Immunohistochemistry is essential in the diagnosis of AFX, because many poorly differentiated cutaneous spindle‐cell neoplasms have similar morphologies but stain differently. AFX is usually negative for S‐100 protein, HMB45, desmin, CD34 and cytokeratin (CK).5,6,7 Periodic acid Schiff stain fails to demonstrate glycogen in cells with foamy cytoplasm.7 AFX is CD68 variably positive and procollagen positive. Rare staining for actin and CD1A has been reported.6
We report two cases of AFX that showed weak aberrant CK positivity. Two Caucasian men, each in his late 70s, presented with scaly, crusted nodules on the scalp and cheek, respectively. Excisional biopsies of both cases showed de‐differentiated fibrohistiocytic neoplasms. Cells from both cases stained positive for procollagen‐1 and CD68, negative for HMB45 and S‐100 protein, and weakly expressed CK ((figsfigs 1 and 22).). Based on these clinical and histological findings, a diagnosis of AFX was made in both cases.

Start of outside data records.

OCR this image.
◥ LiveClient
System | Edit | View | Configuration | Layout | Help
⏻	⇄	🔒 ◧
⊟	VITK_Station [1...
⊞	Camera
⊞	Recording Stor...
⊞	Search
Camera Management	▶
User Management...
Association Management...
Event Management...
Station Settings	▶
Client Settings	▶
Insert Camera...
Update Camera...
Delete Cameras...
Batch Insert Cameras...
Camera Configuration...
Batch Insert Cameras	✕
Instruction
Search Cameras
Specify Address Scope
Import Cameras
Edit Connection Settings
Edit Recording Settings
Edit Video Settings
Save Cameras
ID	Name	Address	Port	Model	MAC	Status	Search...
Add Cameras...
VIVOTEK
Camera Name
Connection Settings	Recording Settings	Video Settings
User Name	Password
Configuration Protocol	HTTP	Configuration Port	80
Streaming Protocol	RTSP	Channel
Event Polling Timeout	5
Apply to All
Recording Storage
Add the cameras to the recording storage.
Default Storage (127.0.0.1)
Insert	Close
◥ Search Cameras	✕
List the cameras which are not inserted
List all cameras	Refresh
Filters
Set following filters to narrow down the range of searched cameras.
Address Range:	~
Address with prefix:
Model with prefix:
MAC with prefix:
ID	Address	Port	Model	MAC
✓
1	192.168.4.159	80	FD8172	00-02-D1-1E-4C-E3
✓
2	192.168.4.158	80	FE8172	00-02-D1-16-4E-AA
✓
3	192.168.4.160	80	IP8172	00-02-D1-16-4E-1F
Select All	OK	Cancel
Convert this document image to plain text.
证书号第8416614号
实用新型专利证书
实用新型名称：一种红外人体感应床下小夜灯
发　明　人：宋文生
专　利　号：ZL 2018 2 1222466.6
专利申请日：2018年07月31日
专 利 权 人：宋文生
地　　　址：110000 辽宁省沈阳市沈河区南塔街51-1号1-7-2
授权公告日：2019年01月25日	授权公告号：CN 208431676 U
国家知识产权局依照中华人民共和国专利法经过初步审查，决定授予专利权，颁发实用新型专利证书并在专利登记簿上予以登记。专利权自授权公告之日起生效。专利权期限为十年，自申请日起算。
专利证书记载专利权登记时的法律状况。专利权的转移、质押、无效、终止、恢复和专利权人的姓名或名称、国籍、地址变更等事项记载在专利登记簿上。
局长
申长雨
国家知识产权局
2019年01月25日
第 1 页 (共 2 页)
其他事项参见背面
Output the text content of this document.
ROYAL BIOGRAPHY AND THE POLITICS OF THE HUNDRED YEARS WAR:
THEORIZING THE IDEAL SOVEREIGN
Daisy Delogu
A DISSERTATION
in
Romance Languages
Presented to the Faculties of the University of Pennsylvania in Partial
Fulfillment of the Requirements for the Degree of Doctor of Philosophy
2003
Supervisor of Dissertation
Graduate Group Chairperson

Several theories have attempted to explain aberrant staining in cutaneous neoplasms. Tumour cells may inherently have epithelial antigens such as CK, or may take up epithelial antigens in their course of differentiation. Phagocytosis of CKs from other cells and adnexa is also a possibility. Conversely, these neoplasms may actually be de‐differentiated squamous‐cell carcinomas that have lost their epithelial antigens.
It is important to realise the inherent uncertainty in the diagnosis of poorly differentiated cutaneous malignant spindle‐cell neoplasms. The most reliable way to distinguish these neoplasms is immunohistochemistry; however, dermatopathologists must keep in mind the capabilities and limitations of immunohistochemistry. Aberrant CK expression can occur in AFX. It is important not to overinterpret this aberrant staining, which might lead to an erroneous diagnosis.